Agile providers who tailor their solutions to emerging market needs will capture the growing opportunity. The winners in this market will not be defined by size alone, but by their ability to evolve alongside their customers’ sophisticated demands. 

What does this mean in the grander scheme of things? 

The digital asset market is experiencing a transformative period marked by unprecedented liquidity depth and institutional engagement and adoption. 

As we progress through 2025, the market has achieved significant milestones, including a ~$4 trillion market capitalization (CoinGecko). The approval of Bitcoin and Ethereum ETFs has catalysed this growth, with 97 active crypto ETFs filings now demonstrating the market’s maturation and shift beyond Bitcoin and Ethereum. 

Decentralized exchanges (DEXs) are gaining significant traction as well, with DEXs expected to capture 20% of centralized exchange (CEXs) volumes with projected trading to exceed $4 trillion in 2025. 

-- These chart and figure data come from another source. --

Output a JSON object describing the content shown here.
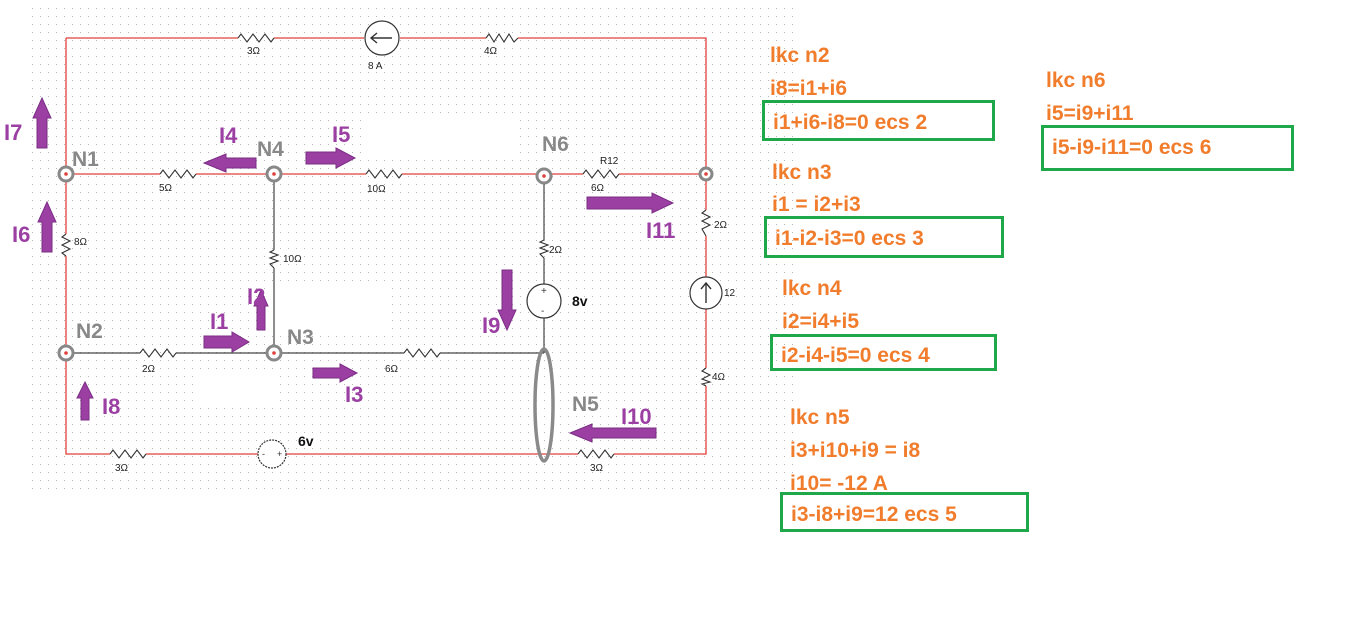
{
  "circuit": {
    "resistors": {
      "top_left": "3Ω",
      "top_right": "4Ω",
      "n1_n4": "5Ω",
      "n4_n6": "10Ω",
      "n6_right": "6Ω",
      "n6_right_name": "R12",
      "left": "8Ω",
      "n4_n3": "10Ω",
      "n6_down": "2Ω",
      "right_top": "2Ω",
      "right_bottom": "4Ω",
      "n2_n3": "2Ω",
      "n3_n5": "6Ω",
      "bottom_left": "3Ω",
      "bottom_right": "3Ω"
    },
    "sources": {
      "current_top": "8 A",
      "current_right": "12",
      "voltage_mid": "8v",
      "voltage_bottom": "6v"
    },
    "nodes": {
      "n1": "N1",
      "n2": "N2",
      "n3": "N3",
      "n4": "N4",
      "n5": "N5",
      "n6": "N6"
    },
    "currents": {
      "i1": "I1",
      "i2": "I2",
      "i3": "I3",
      "i4": "I4",
      "i5": "I5",
      "i6": "I6",
      "i7": "I7",
      "i8": "I8",
      "i9": "I9",
      "i10": "I10",
      "i11": "I11"
    },
    "colors": {
      "wire": "#e0403a",
      "node": "#888888",
      "arrow": "#9b3fa3",
      "label": "#888888"
    }
  },
  "equations": {
    "n2": {
      "title": "lkc n2",
      "line1": "i8=i1+i6",
      "boxed": "i1+i6-i8=0  ecs 2"
    },
    "n3": {
      "title": "lkc n3",
      "line1": "i1 = i2+i3",
      "boxed": "i1-i2-i3=0  ecs 3"
    },
    "n4": {
      "title": "lkc n4",
      "line1": "i2=i4+i5",
      "boxed": "i2-i4-i5=0 ecs 4"
    },
    "n5": {
      "title": "lkc n5",
      "line1": "i3+i10+i9 = i8",
      "line2": "i10= -12 A",
      "boxed": "i3-i8+i9=12  ecs 5"
    },
    "n6": {
      "title": "lkc n6",
      "line1": "i5=i9+i11",
      "boxed": "i5-i9-i11=0  ecs 6"
    },
    "colors": {
      "text": "#f07c2c",
      "box": "#1ea84a"
    }
  }
}
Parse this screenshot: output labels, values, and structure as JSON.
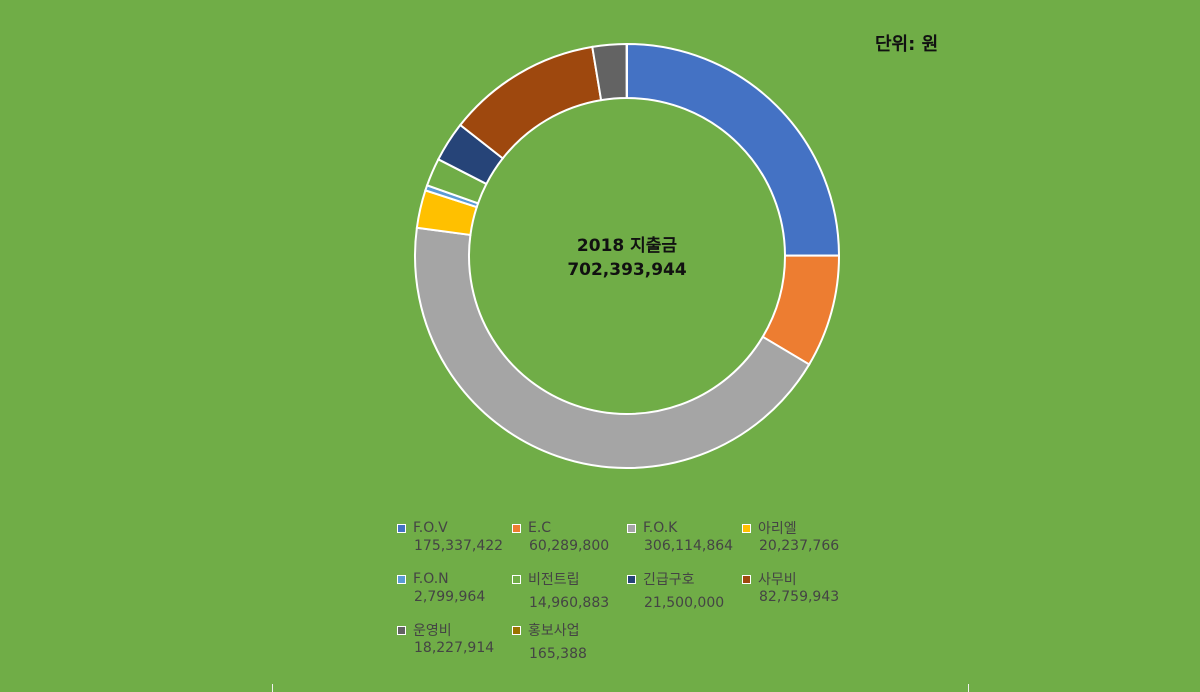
{
  "unit_label": "단위: 원",
  "chart_data": {
    "type": "pie",
    "donut": true,
    "center_title": "2018 지출금",
    "center_value": "702,393,944",
    "legend_placement": "bottom",
    "slices": [
      {
        "name": "F.O.V",
        "value": 175337422,
        "value_label": "175,337,422",
        "color": "#4472C4"
      },
      {
        "name": "E.C",
        "value": 60289800,
        "value_label": "60,289,800",
        "color": "#ED7D31"
      },
      {
        "name": "F.O.K",
        "value": 306114864,
        "value_label": "306,114,864",
        "color": "#A5A5A5"
      },
      {
        "name": "아리엘",
        "value": 20237766,
        "value_label": "20,237,766",
        "color": "#FFC000"
      },
      {
        "name": "F.O.N",
        "value": 2799964,
        "value_label": "2,799,964",
        "color": "#5B9BD5"
      },
      {
        "name": "비전트립",
        "value": 14960883,
        "value_label": "14,960,883",
        "color": "#70AD47"
      },
      {
        "name": "긴급구호",
        "value": 21500000,
        "value_label": "21,500,000",
        "color": "#264478"
      },
      {
        "name": "사무비",
        "value": 82759943,
        "value_label": "82,759,943",
        "color": "#9E480E"
      },
      {
        "name": "운영비",
        "value": 18227914,
        "value_label": "18,227,914",
        "color": "#636363"
      },
      {
        "name": "홍보사업",
        "value": 165388,
        "value_label": "165,388",
        "color": "#997300"
      }
    ]
  }
}
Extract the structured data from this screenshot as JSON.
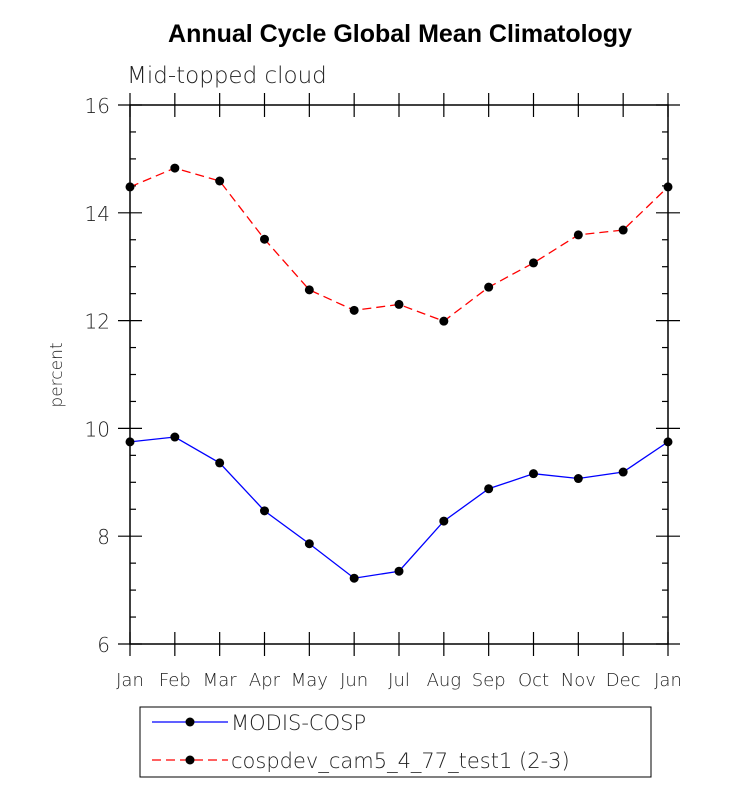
{
  "chart_data": {
    "type": "line",
    "title": "Annual Cycle Global Mean Climatology",
    "subtitle": "Mid-topped cloud",
    "xlabel": "",
    "ylabel": "percent",
    "ylim": [
      6,
      16
    ],
    "yticks": [
      6,
      8,
      10,
      12,
      14,
      16
    ],
    "categories": [
      "Jan",
      "Feb",
      "Mar",
      "Apr",
      "May",
      "Jun",
      "Jul",
      "Aug",
      "Sep",
      "Oct",
      "Nov",
      "Dec",
      "Jan"
    ],
    "grid": false,
    "legend_position": "bottom",
    "series": [
      {
        "name": "MODIS-COSP",
        "color": "#0000ff",
        "dash": "solid",
        "values": [
          9.75,
          9.84,
          9.36,
          8.47,
          7.86,
          7.22,
          7.35,
          8.28,
          8.88,
          9.16,
          9.07,
          9.19,
          9.75
        ]
      },
      {
        "name": "cospdev_cam5_4_77_test1 (2-3)",
        "color": "#ff0000",
        "dash": "dashed",
        "values": [
          14.48,
          14.83,
          14.59,
          13.51,
          12.57,
          12.19,
          12.3,
          11.99,
          12.62,
          13.07,
          13.59,
          13.68,
          14.48
        ]
      }
    ]
  }
}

The stablecoin ecosystem is also emerging as a crucial bridge between traditional and digital finance with daily settlement volumes expected to reach $300 billion by the end of the year and according to Artemis, Stablecoin supply has already exceeded $280 billion.

This growth is underpinned by favourable regulatory developments, technological development in DeFi and AI integration that is enabling faster transactions and increasing institutional-grade product offerings. 

As major financial institutions continue to integrate digital asset services and regulatory frameworks evolve and are implemented, the market is positioned for sustained growth in both liquidity depth and fiat-to-crypto service adoption. This convergence of factors signals a robust foundation for the digital asset market’s continued growth and mainstream financial integration.